Forgetting about your money.
Now, I don’t mean forgetting about it as in not caring. What this means is to invest and not think about it for years. To weather all financial storms or personal crisis without touching the money you’ve invested. And, don’t just take my word for it. Naval Ravikant, a well known investor who founded AngelList and an early investor in Uber, Twitter, and more is well known for his beliefs around compounding growth. He sums it up best in a simple tweet:
And no truer statement has been uttered, especially when it comes to finances. It’s why I so wholeheartedly recommend the Roth IRA as an investment vehicle, or any retirement plan account available where you live. Anywhere that you can put away some spare funds and let it grow for years and years, until compound interest does the rest.
Now, to illustrate the power of compound interest, I want to run through a scenario. Say that, starting today, you want to invest $6,000 into the stock market annually (which just so happens to be the limit for a Roth IRA), let’s see how this plays out using Smartasset’s investment calculator. For this exercise, we’re assuming a modest 5% return, although the stock market historically returns 7%.
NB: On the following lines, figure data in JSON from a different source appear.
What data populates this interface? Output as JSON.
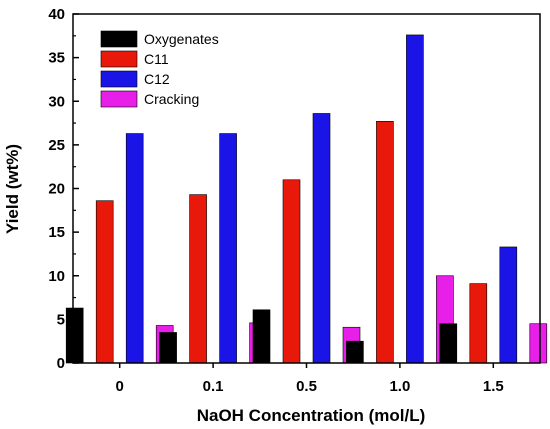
{
  "chart_data": {
    "type": "bar",
    "title": "",
    "xlabel": "NaOH Concentration (mol/L)",
    "ylabel": "Yield (wt%)",
    "categories": [
      "0",
      "0.1",
      "0.5",
      "1.0",
      "1.5"
    ],
    "ylim": [
      0,
      40
    ],
    "yticks": [
      0,
      5,
      10,
      15,
      20,
      25,
      30,
      35,
      40
    ],
    "legend_position": "top-left",
    "grid": false,
    "series": [
      {
        "name": "Oxygenates",
        "color": "#000000",
        "values": [
          6.3,
          3.5,
          6.1,
          2.5,
          4.5
        ]
      },
      {
        "name": "C11",
        "color": "#e8190a",
        "values": [
          18.6,
          19.3,
          21.0,
          27.7,
          9.1
        ]
      },
      {
        "name": "C12",
        "color": "#1a14e6",
        "values": [
          26.3,
          26.3,
          28.6,
          37.6,
          13.3
        ]
      },
      {
        "name": "Cracking",
        "color": "#e81fe8",
        "values": [
          4.3,
          4.6,
          4.1,
          10.0,
          4.5
        ]
      }
    ]
  }
}
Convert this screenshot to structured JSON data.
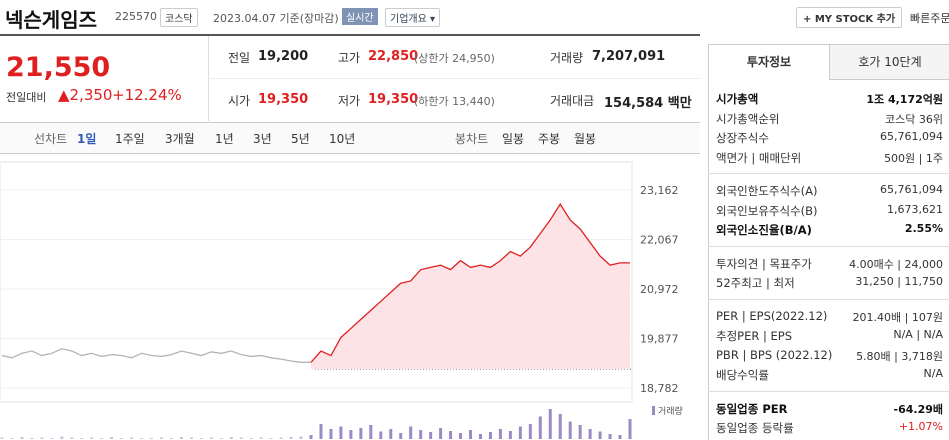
{
  "header": {
    "title": "넥슨게임즈",
    "code": "225570",
    "market": "코스닥",
    "date": "2023.04.07 기준(장마감)",
    "realtime": "실시간",
    "company_info": "기업개요 ▾",
    "mystock": "+ MY STOCK 추가",
    "quick_order": "빠른주문"
  },
  "summary": {
    "price": "21,550",
    "change_label": "전일대비",
    "change": "▲2,350",
    "change_pct": "+12.24%",
    "rows": [
      [
        {
          "label": "전일",
          "value": "19,200"
        },
        {
          "label": "고가",
          "value": "22,850",
          "note": "(상한가 24,950)"
        },
        {
          "label": "거래량",
          "value": "7,207,091"
        }
      ],
      [
        {
          "label": "시가",
          "value": "19,350"
        },
        {
          "label": "저가",
          "value": "19,350",
          "note": "(하한가 13,440)"
        },
        {
          "label": "거래대금",
          "value": "154,584 백만"
        }
      ]
    ]
  },
  "chart_tabs": {
    "line_label": "선차트",
    "line": [
      "1일",
      "1주일",
      "3개월",
      "1년",
      "3년",
      "5년",
      "10년"
    ],
    "candle_label": "봉차트",
    "candle": [
      "일봉",
      "주봉",
      "월봉"
    ]
  },
  "chart_data": {
    "type": "line",
    "ylim": [
      18782,
      23162
    ],
    "yticks": [
      {
        "value": 18782,
        "label": "18,782"
      },
      {
        "value": 19877,
        "label": "19,877"
      },
      {
        "value": 20972,
        "label": "20,972"
      },
      {
        "value": 22067,
        "label": "22,067"
      },
      {
        "value": 23162,
        "label": "23,162"
      }
    ],
    "baseline": 19200,
    "volume_label": "거래량",
    "series": [
      {
        "color": "#b5b5b5",
        "values": [
          19500,
          19450,
          19550,
          19600,
          19500,
          19550,
          19650,
          19600,
          19500,
          19550,
          19480,
          19520,
          19500,
          19450,
          19550,
          19500,
          19480,
          19520,
          19600,
          19550,
          19500,
          19580,
          19550,
          19600,
          19520,
          19480,
          19500,
          19450,
          19420,
          19380,
          19350,
          19350,
          null,
          null,
          null,
          null,
          null,
          null,
          null,
          null,
          null,
          null,
          null,
          null,
          null,
          null,
          null,
          null,
          null,
          null,
          null,
          null,
          null,
          null,
          null,
          null,
          null,
          null,
          null,
          null,
          null,
          null,
          null,
          null
        ]
      },
      {
        "color": "#e02020",
        "values": [
          null,
          null,
          null,
          null,
          null,
          null,
          null,
          null,
          null,
          null,
          null,
          null,
          null,
          null,
          null,
          null,
          null,
          null,
          null,
          null,
          null,
          null,
          null,
          null,
          null,
          null,
          null,
          null,
          null,
          null,
          null,
          19350,
          19600,
          19500,
          19900,
          20100,
          20300,
          20500,
          20700,
          20900,
          21100,
          21150,
          21400,
          21450,
          21500,
          21400,
          21600,
          21450,
          21500,
          21450,
          21600,
          21800,
          21700,
          21900,
          22200,
          22500,
          22850,
          22500,
          22300,
          22000,
          21700,
          21500,
          21550,
          21550
        ]
      }
    ],
    "volume": [
      3,
      2,
      4,
      2,
      3,
      2,
      5,
      3,
      2,
      3,
      2,
      4,
      2,
      3,
      2,
      2,
      3,
      2,
      4,
      3,
      2,
      3,
      2,
      4,
      3,
      2,
      3,
      2,
      3,
      4,
      5,
      8,
      30,
      20,
      25,
      18,
      22,
      28,
      15,
      20,
      12,
      25,
      18,
      14,
      22,
      16,
      12,
      18,
      10,
      14,
      20,
      16,
      25,
      30,
      45,
      60,
      50,
      35,
      28,
      20,
      15,
      10,
      8,
      40
    ]
  },
  "invest": {
    "tabs": [
      "투자정보",
      "호가 10단계"
    ],
    "groups": [
      [
        {
          "label": "시가총액",
          "value": "1조 4,172억원",
          "bold": true
        },
        {
          "label": "시가총액순위",
          "value": "코스닥 36위"
        },
        {
          "label": "상장주식수",
          "value": "65,761,094"
        },
        {
          "label": "액면가 | 매매단위",
          "value": "500원 | 1주"
        }
      ],
      [
        {
          "label": "외국인한도주식수(A)",
          "value": "65,761,094"
        },
        {
          "label": "외국인보유주식수(B)",
          "value": "1,673,621"
        },
        {
          "label": "외국인소진율(B/A)",
          "value": "2.55%",
          "bold": true
        }
      ],
      [
        {
          "label": "투자의견 | 목표주가",
          "value": "4.00매수 | 24,000"
        },
        {
          "label": "52주최고 | 최저",
          "value": "31,250 | 11,750"
        }
      ],
      [
        {
          "label": "PER | EPS(2022.12)",
          "value": "201.40배 | 107원"
        },
        {
          "label": "추정PER | EPS",
          "value": "N/A | N/A"
        },
        {
          "label": "PBR | BPS (2022.12)",
          "value": "5.80배 | 3,718원"
        },
        {
          "label": "배당수익률",
          "value": "N/A"
        }
      ],
      [
        {
          "label": "동일업종 PER",
          "value": "-64.29배",
          "bold": true
        },
        {
          "label": "동일업종 등락률",
          "value": "+1.07%",
          "red": true
        }
      ]
    ]
  }
}
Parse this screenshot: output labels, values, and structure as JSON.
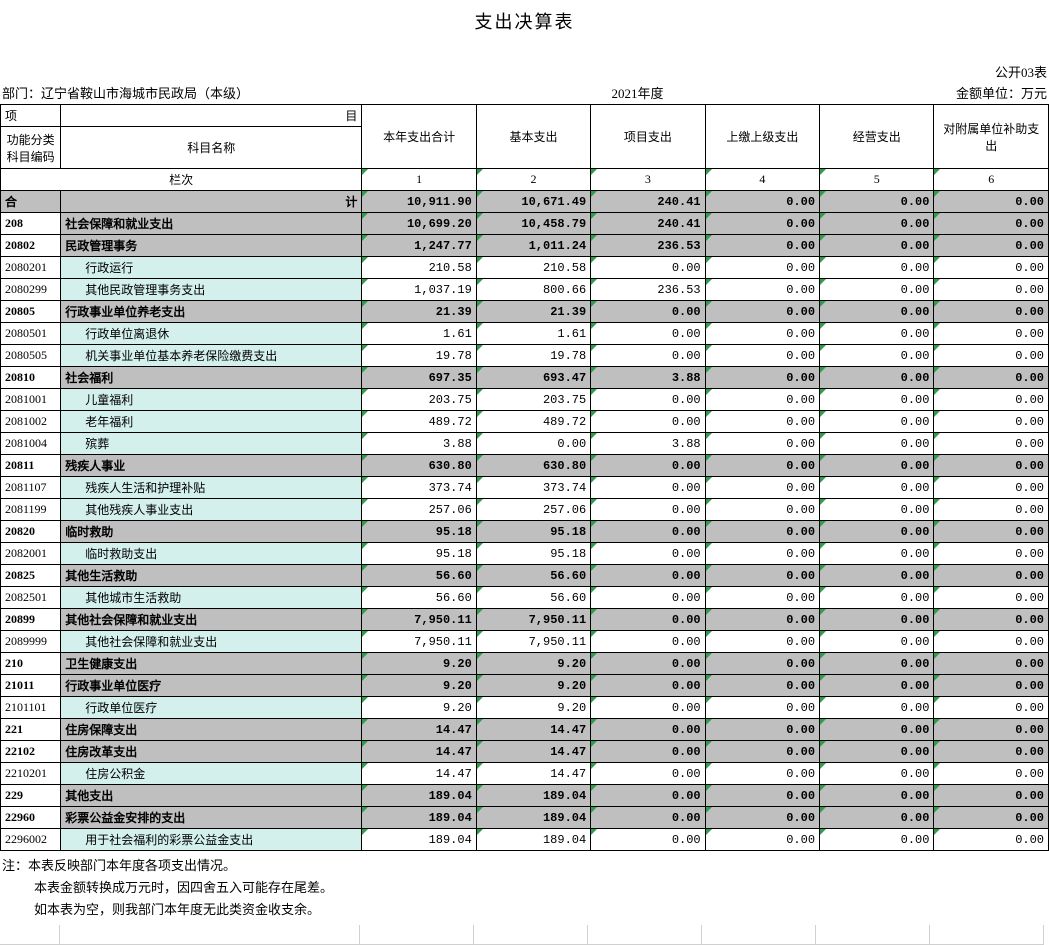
{
  "title": "支出决算表",
  "form_code": "公开03表",
  "dept_label": "部门：辽宁省鞍山市海城市民政局（本级）",
  "year": "2021年度",
  "unit": "金额单位：万元",
  "header": {
    "proj": "项",
    "mu": "目",
    "func_code": "功能分类\n科目编码",
    "subj_name": "科目名称",
    "cols": [
      "本年支出合计",
      "基本支出",
      "项目支出",
      "上缴上级支出",
      "经营支出",
      "对附属单位补助支出"
    ],
    "lanci": "栏次",
    "col_nums": [
      "1",
      "2",
      "3",
      "4",
      "5",
      "6"
    ]
  },
  "total_label": "合",
  "total_label2": "计",
  "total_vals": [
    "10,911.90",
    "10,671.49",
    "240.41",
    "0.00",
    "0.00",
    "0.00"
  ],
  "rows": [
    {
      "code": "208",
      "name": "社会保障和就业支出",
      "v": [
        "10,699.20",
        "10,458.79",
        "240.41",
        "0.00",
        "0.00",
        "0.00"
      ],
      "style": "grey",
      "bold": true
    },
    {
      "code": "20802",
      "name": "民政管理事务",
      "v": [
        "1,247.77",
        "1,011.24",
        "236.53",
        "0.00",
        "0.00",
        "0.00"
      ],
      "style": "grey",
      "bold": true
    },
    {
      "code": "2080201",
      "name": "行政运行",
      "v": [
        "210.58",
        "210.58",
        "0.00",
        "0.00",
        "0.00",
        "0.00"
      ],
      "style": "cyan",
      "indent": true
    },
    {
      "code": "2080299",
      "name": "其他民政管理事务支出",
      "v": [
        "1,037.19",
        "800.66",
        "236.53",
        "0.00",
        "0.00",
        "0.00"
      ],
      "style": "cyan",
      "indent": true
    },
    {
      "code": "20805",
      "name": "行政事业单位养老支出",
      "v": [
        "21.39",
        "21.39",
        "0.00",
        "0.00",
        "0.00",
        "0.00"
      ],
      "style": "grey",
      "bold": true
    },
    {
      "code": "2080501",
      "name": "行政单位离退休",
      "v": [
        "1.61",
        "1.61",
        "0.00",
        "0.00",
        "0.00",
        "0.00"
      ],
      "style": "cyan",
      "indent": true
    },
    {
      "code": "2080505",
      "name": "机关事业单位基本养老保险缴费支出",
      "v": [
        "19.78",
        "19.78",
        "0.00",
        "0.00",
        "0.00",
        "0.00"
      ],
      "style": "cyan",
      "indent": true
    },
    {
      "code": "20810",
      "name": "社会福利",
      "v": [
        "697.35",
        "693.47",
        "3.88",
        "0.00",
        "0.00",
        "0.00"
      ],
      "style": "grey",
      "bold": true
    },
    {
      "code": "2081001",
      "name": "儿童福利",
      "v": [
        "203.75",
        "203.75",
        "0.00",
        "0.00",
        "0.00",
        "0.00"
      ],
      "style": "cyan",
      "indent": true
    },
    {
      "code": "2081002",
      "name": "老年福利",
      "v": [
        "489.72",
        "489.72",
        "0.00",
        "0.00",
        "0.00",
        "0.00"
      ],
      "style": "cyan",
      "indent": true
    },
    {
      "code": "2081004",
      "name": "殡葬",
      "v": [
        "3.88",
        "0.00",
        "3.88",
        "0.00",
        "0.00",
        "0.00"
      ],
      "style": "cyan",
      "indent": true
    },
    {
      "code": "20811",
      "name": "残疾人事业",
      "v": [
        "630.80",
        "630.80",
        "0.00",
        "0.00",
        "0.00",
        "0.00"
      ],
      "style": "grey",
      "bold": true
    },
    {
      "code": "2081107",
      "name": "残疾人生活和护理补贴",
      "v": [
        "373.74",
        "373.74",
        "0.00",
        "0.00",
        "0.00",
        "0.00"
      ],
      "style": "cyan",
      "indent": true
    },
    {
      "code": "2081199",
      "name": "其他残疾人事业支出",
      "v": [
        "257.06",
        "257.06",
        "0.00",
        "0.00",
        "0.00",
        "0.00"
      ],
      "style": "cyan",
      "indent": true
    },
    {
      "code": "20820",
      "name": "临时救助",
      "v": [
        "95.18",
        "95.18",
        "0.00",
        "0.00",
        "0.00",
        "0.00"
      ],
      "style": "grey",
      "bold": true
    },
    {
      "code": "2082001",
      "name": "临时救助支出",
      "v": [
        "95.18",
        "95.18",
        "0.00",
        "0.00",
        "0.00",
        "0.00"
      ],
      "style": "cyan",
      "indent": true
    },
    {
      "code": "20825",
      "name": "其他生活救助",
      "v": [
        "56.60",
        "56.60",
        "0.00",
        "0.00",
        "0.00",
        "0.00"
      ],
      "style": "grey",
      "bold": true
    },
    {
      "code": "2082501",
      "name": "其他城市生活救助",
      "v": [
        "56.60",
        "56.60",
        "0.00",
        "0.00",
        "0.00",
        "0.00"
      ],
      "style": "cyan",
      "indent": true
    },
    {
      "code": "20899",
      "name": "其他社会保障和就业支出",
      "v": [
        "7,950.11",
        "7,950.11",
        "0.00",
        "0.00",
        "0.00",
        "0.00"
      ],
      "style": "grey",
      "bold": true
    },
    {
      "code": "2089999",
      "name": "其他社会保障和就业支出",
      "v": [
        "7,950.11",
        "7,950.11",
        "0.00",
        "0.00",
        "0.00",
        "0.00"
      ],
      "style": "cyan",
      "indent": true
    },
    {
      "code": "210",
      "name": "卫生健康支出",
      "v": [
        "9.20",
        "9.20",
        "0.00",
        "0.00",
        "0.00",
        "0.00"
      ],
      "style": "grey",
      "bold": true
    },
    {
      "code": "21011",
      "name": "行政事业单位医疗",
      "v": [
        "9.20",
        "9.20",
        "0.00",
        "0.00",
        "0.00",
        "0.00"
      ],
      "style": "grey",
      "bold": true
    },
    {
      "code": "2101101",
      "name": "行政单位医疗",
      "v": [
        "9.20",
        "9.20",
        "0.00",
        "0.00",
        "0.00",
        "0.00"
      ],
      "style": "cyan",
      "indent": true
    },
    {
      "code": "221",
      "name": "住房保障支出",
      "v": [
        "14.47",
        "14.47",
        "0.00",
        "0.00",
        "0.00",
        "0.00"
      ],
      "style": "grey",
      "bold": true
    },
    {
      "code": "22102",
      "name": "住房改革支出",
      "v": [
        "14.47",
        "14.47",
        "0.00",
        "0.00",
        "0.00",
        "0.00"
      ],
      "style": "grey",
      "bold": true
    },
    {
      "code": "2210201",
      "name": "住房公积金",
      "v": [
        "14.47",
        "14.47",
        "0.00",
        "0.00",
        "0.00",
        "0.00"
      ],
      "style": "cyan",
      "indent": true
    },
    {
      "code": "229",
      "name": "其他支出",
      "v": [
        "189.04",
        "189.04",
        "0.00",
        "0.00",
        "0.00",
        "0.00"
      ],
      "style": "grey",
      "bold": true
    },
    {
      "code": "22960",
      "name": "彩票公益金安排的支出",
      "v": [
        "189.04",
        "189.04",
        "0.00",
        "0.00",
        "0.00",
        "0.00"
      ],
      "style": "grey",
      "bold": true
    },
    {
      "code": "2296002",
      "name": "用于社会福利的彩票公益金支出",
      "v": [
        "189.04",
        "189.04",
        "0.00",
        "0.00",
        "0.00",
        "0.00"
      ],
      "style": "cyan",
      "indent": true
    }
  ],
  "notes": [
    "注：本表反映部门本年度各项支出情况。",
    "本表金额转换成万元时，因四舍五入可能存在尾差。",
    "如本表为空，则我部门本年度无此类资金收支余。"
  ]
}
For ten years, we invest $6,000, not touching a dime. The value would grow to 75k with over 15.5k in interest!
Okay, but just ten years? Anyone can do ten years. Let’s keep our money in longer. Heck, let’s go for twenty years and see what happens….
78.5k in interest! That’s no small number. A manageable 6k a year in investing can get you enough to buy a house outright. But why stop here? Let’s take this even further and see what happens in thirty years.
The interest earned exceeds the contributions! That, friends, is the compound interest in action. If you faithfully invest $6,000 a year with a modest 5% returns (again, the market typically beats that), you’d have $400,000 to play with. That’s more than a meager sum, enough to move to Thailand and eat lay on the beach for the rest of your days.
So, I hope what you’ve read convinces the anxious day trader in you to slow down and try a different approach. One free of stress and full of prosperity. Simply put, the more you can strive for patience, the brighter your future.